The idea that consumers won't spend without some serious enticement got a boost on Wednesday, when Commerce Department figures showed household spending rose less than forecast in October. Purchases increased 0.1 percent for a second month, while the median forecast of 74 economists in a Bloomberg survey called for a 0.3 percent advance.
And while the NRF's traffic forecast represents a 1.6 percent increase from last year, there's a risk that fewer shoppers than expected may show up. Last year, the NRF had forecast 140.1 million consumers would hit stores and e-commerce sites, 4.8 percent more than actually turned out, according to its post-weekend shopping survey.
Some stores are pulling back on their Thanksgiving weekend hours this year and electing to spread more of their specials throughout the month. But the weekend after Thanksgiving is still one of the busiest for U.S. retailers, who use the period to highlight their offerings. Wal-Mart said it expects record crowds on Friday, even though it's putting most of its discounts online first.
Also hurting retailers is Amazon.com Inc. The e-commerce behemoth has been luring shoppers with its free, two-day shipping membership program and an increased focus on fashion that's challenging even industry stalwarts like Macy's, Drbul said.

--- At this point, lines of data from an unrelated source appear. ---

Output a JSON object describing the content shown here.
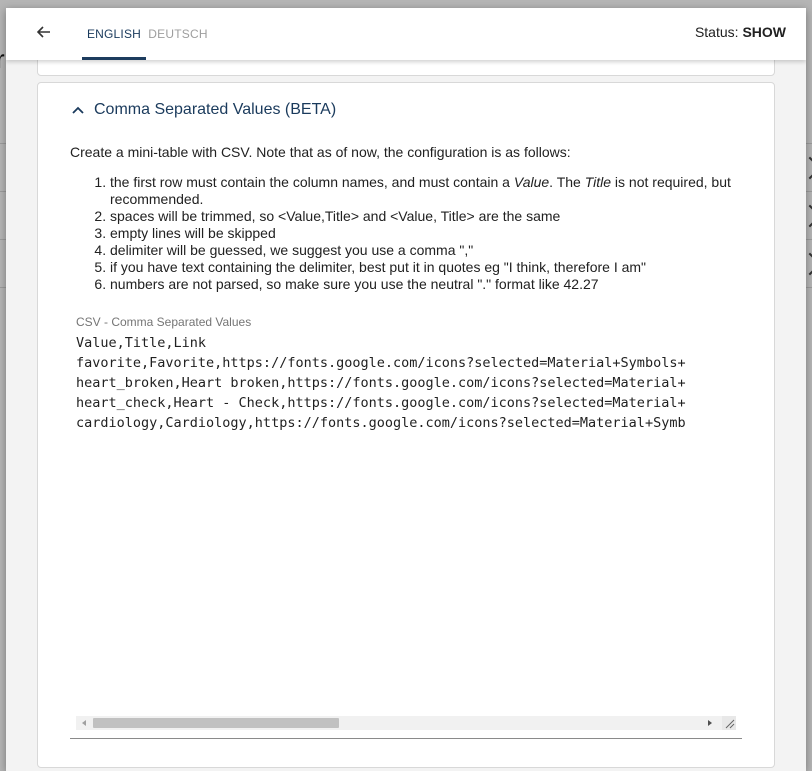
{
  "topbar": {
    "tabs": [
      {
        "label": "ENGLISH",
        "active": true
      },
      {
        "label": "DEUTSCH",
        "active": false
      }
    ],
    "status_label": "Status:",
    "status_value": "SHOW"
  },
  "section": {
    "title": "Comma Separated Values (BETA)",
    "intro": "Create a mini-table with CSV. Note that as of now, the configuration is as follows:",
    "rules": [
      {
        "prefix": "the first row must contain the column names, and must contain a ",
        "em1": "Value",
        "middle": ". The ",
        "em2": "Title",
        "suffix": " is not required, but recommended."
      },
      {
        "text": "spaces will be trimmed, so <Value,Title> and <Value, Title> are the same"
      },
      {
        "text": "empty lines will be skipped"
      },
      {
        "text": "delimiter will be guessed, we suggest you use a comma \",\""
      },
      {
        "text": "if you have text containing the delimiter, best put it in quotes eg \"I think, therefore I am\""
      },
      {
        "text": "numbers are not parsed, so make sure you use the neutral \".\" format like 42.27"
      }
    ],
    "field_label": "CSV - Comma Separated Values",
    "csv_value": "Value,Title,Link\nfavorite,Favorite,https://fonts.google.com/icons?selected=Material+Symbols+\nheart_broken,Heart broken,https://fonts.google.com/icons?selected=Material+\nheart_check,Heart - Check,https://fonts.google.com/icons?selected=Material+\ncardiology,Cardiology,https://fonts.google.com/icons?selected=Material+Symb"
  },
  "background": {
    "partial_letter": "r"
  },
  "icons": {
    "back": "arrow-left-icon",
    "collapse": "chevron-up-icon"
  },
  "colors": {
    "accent": "#1d3c5e",
    "inactive_tab": "#9e9e9e"
  }
}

Target Corp. has countered by providing free shipping and returns on its holiday orders, while Wal-Mart plans to offer more than four times as many discounts as last year on the Monday following the Thanksgiving weekend.
Once considered the official start to the holiday shopping season, Black Friday bargains have been increasingly overshadowed by retailers rolling out specials earlier in November. Still, the NRF estimates that the weekend accounts for about 10 percent to 15 percent of total holiday sales.
"We expect a robust four days," said Sarah Quinlan, head of market insights at MasterCard Advisors. "It still is a major kickoff period."